Wir stecken derzeit mitten in der Marktanalyse, werten Statistiken aus und erheben Daten. Es zeichnet sich ab, dass das Ergebnis der Machbarkeitsstudie ein anderes sein wird, als es noch vor zwei Jahren vor Corona und ASP gewesen wäre. Insofern ist es gut, dass wir uns Zeit genommen haben, um ordentlich zu analysieren, wie es werden könnte. Schließlich soll es eine nachhaltige Lösung werden.
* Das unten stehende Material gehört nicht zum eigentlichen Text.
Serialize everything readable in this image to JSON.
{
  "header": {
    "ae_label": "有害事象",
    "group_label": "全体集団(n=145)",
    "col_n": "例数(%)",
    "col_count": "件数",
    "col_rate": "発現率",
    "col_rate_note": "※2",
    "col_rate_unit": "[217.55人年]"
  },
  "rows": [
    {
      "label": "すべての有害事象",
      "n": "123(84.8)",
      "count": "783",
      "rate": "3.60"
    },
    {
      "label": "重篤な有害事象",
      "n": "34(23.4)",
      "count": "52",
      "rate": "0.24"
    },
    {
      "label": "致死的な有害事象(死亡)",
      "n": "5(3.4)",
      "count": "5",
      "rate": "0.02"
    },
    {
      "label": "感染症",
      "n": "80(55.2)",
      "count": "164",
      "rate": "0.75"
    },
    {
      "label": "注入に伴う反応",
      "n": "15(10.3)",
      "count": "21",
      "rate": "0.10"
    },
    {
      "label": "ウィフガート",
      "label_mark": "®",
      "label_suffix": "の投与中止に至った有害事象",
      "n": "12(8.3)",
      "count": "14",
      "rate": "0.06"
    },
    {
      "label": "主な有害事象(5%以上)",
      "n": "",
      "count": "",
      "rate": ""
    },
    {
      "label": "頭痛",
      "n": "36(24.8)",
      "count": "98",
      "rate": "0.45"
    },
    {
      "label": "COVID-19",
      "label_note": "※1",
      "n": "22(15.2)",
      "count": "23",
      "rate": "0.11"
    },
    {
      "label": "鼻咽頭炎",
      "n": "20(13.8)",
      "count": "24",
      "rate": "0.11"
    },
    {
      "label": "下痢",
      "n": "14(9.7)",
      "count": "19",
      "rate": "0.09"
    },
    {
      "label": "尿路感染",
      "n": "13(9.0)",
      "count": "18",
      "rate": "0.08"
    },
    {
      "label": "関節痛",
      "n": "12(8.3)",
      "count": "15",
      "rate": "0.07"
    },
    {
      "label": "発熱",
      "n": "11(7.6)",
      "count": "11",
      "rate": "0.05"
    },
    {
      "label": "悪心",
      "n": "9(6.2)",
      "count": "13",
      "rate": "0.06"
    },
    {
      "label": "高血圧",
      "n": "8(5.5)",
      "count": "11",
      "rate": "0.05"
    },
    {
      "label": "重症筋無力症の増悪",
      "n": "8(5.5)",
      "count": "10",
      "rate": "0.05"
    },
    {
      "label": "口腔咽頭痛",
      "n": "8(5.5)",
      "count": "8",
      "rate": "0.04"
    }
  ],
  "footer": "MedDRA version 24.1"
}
Außer unserer Machbarkeitsstudie gibt es drei weitere Projekte, die das Thema bearbeiten und mit denen es Austausch und Abstimmungen gibt. Statt eines zentralen Schlachthofes wird es dezentrale regionale Lösungen geben.

Zum Stichwort Regionalität: Hat das Thema die Bedeutung, die Politik und Medien gern vermitteln?
Regionalität ist definitiv ein gesellschaftliches Thema mit Bezügen zu Klimaschutz und Versorgungssicherheit. Als Landwirte müssen wir uns selbstbewusst damit auseinandersetzen und das Thema besetzen – sonst tun es andere und uns bleibt wieder nur die Rolle des Lieferanten. Regionalität begleitet die Transformation der Landwirtschaft und ist eine Chance, den Wandel und die anstehenden Herausforderungen zu bewältigen. Insofern gibt es bei allen Schwierigkeiten auch Grund zur Zuversicht.